Since July 2017, the largest cat of the Americas has been spotted twice by two lucky groups of travelers visiting Napo Wildlife Center and Napo Cultural Center ecolodge in the Ecuadorian Amazon. One of our naturalist guides, who had the opportunity to share this great moment, reported to see it from a dugout canoe while paddling along Añangu stream. “It is the best experience one can have at Yasuni National Park, because the thick forest usually does not allow us to see them as in other ecosystems like the Savanna”. This top-level carnivore appeared to have a new-born cub, therefore it was searching for food around the Añangu territory and nearby Tiputini area.

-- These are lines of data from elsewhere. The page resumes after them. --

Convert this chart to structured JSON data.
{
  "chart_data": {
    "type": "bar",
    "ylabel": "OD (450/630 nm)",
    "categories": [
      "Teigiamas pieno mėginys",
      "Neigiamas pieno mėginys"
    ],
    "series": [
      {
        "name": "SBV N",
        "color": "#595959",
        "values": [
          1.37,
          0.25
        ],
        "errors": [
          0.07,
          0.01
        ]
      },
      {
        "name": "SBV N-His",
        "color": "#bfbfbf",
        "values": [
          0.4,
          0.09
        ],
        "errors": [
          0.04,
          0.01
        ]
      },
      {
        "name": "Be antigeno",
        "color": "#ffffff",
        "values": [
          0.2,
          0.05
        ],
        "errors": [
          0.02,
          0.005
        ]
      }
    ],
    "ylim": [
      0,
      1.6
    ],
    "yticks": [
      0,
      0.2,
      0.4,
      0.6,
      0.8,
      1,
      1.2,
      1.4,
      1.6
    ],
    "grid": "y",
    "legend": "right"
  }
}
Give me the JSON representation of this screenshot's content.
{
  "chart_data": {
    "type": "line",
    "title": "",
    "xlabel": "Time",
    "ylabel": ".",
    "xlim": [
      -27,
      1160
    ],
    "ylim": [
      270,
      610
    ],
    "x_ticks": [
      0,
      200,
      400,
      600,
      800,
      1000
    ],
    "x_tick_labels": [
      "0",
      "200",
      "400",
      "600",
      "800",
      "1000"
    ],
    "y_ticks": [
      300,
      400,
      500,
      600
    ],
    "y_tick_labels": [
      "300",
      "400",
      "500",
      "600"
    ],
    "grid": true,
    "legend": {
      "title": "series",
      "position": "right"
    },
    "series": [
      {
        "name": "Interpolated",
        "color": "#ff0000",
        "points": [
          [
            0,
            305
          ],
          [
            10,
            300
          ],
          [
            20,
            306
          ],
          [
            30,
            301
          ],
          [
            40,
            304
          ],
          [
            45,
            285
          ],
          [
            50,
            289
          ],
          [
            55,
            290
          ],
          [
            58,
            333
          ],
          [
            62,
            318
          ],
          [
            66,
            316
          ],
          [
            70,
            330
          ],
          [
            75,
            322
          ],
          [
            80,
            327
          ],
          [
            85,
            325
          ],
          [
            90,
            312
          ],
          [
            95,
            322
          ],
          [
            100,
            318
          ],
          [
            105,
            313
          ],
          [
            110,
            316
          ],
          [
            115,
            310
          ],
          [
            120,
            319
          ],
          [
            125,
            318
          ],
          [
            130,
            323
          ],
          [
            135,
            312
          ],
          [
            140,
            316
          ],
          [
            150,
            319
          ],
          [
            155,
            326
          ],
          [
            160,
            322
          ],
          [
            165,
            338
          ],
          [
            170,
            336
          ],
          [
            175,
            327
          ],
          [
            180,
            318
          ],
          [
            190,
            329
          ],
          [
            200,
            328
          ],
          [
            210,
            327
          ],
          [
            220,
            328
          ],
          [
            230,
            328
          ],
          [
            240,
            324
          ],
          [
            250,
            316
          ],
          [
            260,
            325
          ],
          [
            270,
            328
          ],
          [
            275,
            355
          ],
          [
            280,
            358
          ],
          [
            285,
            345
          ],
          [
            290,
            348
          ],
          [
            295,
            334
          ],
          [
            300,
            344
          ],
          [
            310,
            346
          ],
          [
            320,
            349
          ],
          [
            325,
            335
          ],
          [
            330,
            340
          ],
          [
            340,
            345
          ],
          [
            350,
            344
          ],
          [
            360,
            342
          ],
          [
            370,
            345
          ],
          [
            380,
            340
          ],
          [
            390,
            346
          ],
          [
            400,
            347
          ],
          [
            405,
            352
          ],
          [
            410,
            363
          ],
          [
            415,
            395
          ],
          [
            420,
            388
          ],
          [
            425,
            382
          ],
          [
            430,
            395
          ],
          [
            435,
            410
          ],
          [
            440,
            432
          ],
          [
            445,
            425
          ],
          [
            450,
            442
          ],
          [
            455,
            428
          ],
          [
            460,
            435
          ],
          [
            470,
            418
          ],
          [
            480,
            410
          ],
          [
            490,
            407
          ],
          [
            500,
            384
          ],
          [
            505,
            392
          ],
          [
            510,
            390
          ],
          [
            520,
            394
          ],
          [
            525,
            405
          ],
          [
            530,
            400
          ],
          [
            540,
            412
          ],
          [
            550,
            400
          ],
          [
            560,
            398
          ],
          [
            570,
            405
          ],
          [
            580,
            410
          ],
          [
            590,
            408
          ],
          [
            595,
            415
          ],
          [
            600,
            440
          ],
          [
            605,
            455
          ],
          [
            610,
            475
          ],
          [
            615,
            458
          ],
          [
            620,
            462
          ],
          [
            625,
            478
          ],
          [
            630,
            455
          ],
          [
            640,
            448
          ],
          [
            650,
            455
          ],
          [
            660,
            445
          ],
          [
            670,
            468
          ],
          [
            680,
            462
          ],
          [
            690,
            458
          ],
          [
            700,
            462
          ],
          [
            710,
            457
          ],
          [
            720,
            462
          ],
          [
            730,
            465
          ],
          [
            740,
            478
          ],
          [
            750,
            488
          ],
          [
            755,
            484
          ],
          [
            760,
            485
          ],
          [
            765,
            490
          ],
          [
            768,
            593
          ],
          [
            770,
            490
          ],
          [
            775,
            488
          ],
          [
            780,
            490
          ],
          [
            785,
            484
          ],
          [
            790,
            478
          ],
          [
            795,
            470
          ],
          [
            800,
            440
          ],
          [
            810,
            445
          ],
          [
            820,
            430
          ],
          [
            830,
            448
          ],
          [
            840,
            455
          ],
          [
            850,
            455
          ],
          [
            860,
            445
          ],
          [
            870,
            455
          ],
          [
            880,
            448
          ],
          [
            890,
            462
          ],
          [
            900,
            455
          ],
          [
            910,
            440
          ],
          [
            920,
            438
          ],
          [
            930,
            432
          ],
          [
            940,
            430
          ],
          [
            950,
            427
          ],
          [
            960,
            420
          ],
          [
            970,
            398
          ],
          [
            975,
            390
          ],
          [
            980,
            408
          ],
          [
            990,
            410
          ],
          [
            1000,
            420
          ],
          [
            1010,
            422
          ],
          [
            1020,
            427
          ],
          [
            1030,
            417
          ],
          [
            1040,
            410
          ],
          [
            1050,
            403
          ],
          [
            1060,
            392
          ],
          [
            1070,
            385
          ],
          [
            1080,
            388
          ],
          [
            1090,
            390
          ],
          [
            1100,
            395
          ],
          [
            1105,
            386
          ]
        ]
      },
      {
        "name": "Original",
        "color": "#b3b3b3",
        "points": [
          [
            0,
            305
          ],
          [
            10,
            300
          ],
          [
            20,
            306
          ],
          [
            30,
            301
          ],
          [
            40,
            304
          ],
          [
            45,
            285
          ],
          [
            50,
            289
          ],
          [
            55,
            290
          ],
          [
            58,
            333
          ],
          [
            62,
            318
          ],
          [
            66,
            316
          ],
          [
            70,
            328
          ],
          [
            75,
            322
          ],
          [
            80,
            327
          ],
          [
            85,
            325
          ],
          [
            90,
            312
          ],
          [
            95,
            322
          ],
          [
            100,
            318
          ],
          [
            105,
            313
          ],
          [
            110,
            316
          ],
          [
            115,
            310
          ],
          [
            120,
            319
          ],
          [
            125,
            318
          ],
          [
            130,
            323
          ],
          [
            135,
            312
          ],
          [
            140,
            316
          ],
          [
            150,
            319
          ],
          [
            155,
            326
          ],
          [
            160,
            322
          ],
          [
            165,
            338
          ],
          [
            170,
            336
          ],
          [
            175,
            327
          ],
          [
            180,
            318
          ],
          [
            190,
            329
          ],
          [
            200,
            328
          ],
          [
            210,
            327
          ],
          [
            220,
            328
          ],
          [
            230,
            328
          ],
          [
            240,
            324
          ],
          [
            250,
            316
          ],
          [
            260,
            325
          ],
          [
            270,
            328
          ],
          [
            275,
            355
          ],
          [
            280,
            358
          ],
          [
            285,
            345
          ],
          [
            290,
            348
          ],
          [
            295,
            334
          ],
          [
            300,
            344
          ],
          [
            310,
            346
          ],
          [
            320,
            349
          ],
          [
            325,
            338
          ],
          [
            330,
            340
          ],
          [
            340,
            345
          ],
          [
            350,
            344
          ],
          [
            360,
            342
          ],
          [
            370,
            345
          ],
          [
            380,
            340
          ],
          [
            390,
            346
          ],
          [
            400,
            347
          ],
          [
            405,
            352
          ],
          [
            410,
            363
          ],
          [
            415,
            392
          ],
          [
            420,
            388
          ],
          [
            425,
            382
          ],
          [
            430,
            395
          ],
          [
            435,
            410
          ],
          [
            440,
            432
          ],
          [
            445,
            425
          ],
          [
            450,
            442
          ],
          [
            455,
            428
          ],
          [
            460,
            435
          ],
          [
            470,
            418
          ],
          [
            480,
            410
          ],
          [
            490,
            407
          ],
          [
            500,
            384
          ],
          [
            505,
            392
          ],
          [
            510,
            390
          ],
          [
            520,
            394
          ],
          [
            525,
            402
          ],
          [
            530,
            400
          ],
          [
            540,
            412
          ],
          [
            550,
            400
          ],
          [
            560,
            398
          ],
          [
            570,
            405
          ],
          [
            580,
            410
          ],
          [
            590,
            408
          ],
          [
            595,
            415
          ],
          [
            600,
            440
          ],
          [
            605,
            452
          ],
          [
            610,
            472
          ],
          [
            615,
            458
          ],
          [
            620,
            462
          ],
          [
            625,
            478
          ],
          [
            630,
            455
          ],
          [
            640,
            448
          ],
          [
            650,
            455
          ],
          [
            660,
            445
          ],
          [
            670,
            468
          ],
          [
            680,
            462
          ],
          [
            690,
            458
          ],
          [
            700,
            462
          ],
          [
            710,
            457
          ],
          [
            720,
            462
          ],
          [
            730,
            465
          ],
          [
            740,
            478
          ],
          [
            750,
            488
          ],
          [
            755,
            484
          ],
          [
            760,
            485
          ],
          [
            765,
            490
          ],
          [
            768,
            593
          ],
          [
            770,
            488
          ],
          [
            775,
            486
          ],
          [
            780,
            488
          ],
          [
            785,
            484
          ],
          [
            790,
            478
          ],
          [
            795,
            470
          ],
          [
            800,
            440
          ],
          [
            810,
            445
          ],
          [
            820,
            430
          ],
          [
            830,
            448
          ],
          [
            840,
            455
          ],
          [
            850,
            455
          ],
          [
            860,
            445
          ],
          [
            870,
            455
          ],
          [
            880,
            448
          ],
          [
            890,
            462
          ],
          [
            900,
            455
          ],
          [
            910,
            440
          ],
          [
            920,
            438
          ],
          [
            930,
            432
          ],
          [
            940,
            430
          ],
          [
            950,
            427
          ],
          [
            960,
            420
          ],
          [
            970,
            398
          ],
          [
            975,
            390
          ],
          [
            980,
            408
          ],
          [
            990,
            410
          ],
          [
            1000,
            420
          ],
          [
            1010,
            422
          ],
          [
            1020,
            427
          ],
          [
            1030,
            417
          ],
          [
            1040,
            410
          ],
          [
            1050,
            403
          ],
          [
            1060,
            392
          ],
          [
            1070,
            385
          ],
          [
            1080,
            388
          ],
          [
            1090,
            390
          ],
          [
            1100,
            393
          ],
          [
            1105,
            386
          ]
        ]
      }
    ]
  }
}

“Jaguars are solitary animals who live and hunt alone, except during mating season. The male’s home range is between 19 and 53 square miles and often overlaps with the smaller home ranges of multiple females. A male aggressively protects his home range and resident females from other males. The jaguar hunts mostly on the ground, but it sometimes climbs a tree and pounces on its prey from above. It has very powerful jaws and sharp teeth and usually kills its prey with one crushing bite to the skull. Unlike most big cats, the jaguar loves the water — it often swims, bathes, plays and even hunts for fish in streams and pools. Like all members of the big cat family, jaguars can roar. The jaguar’s roar sounds like a deep, chesty cough.”
Their astonishing claws have also been seen in the forms of footprints around Añangu Village several times, which confirms the health of the rainforest and the good results of conservation carried out by the indigenous community for more than 20 years.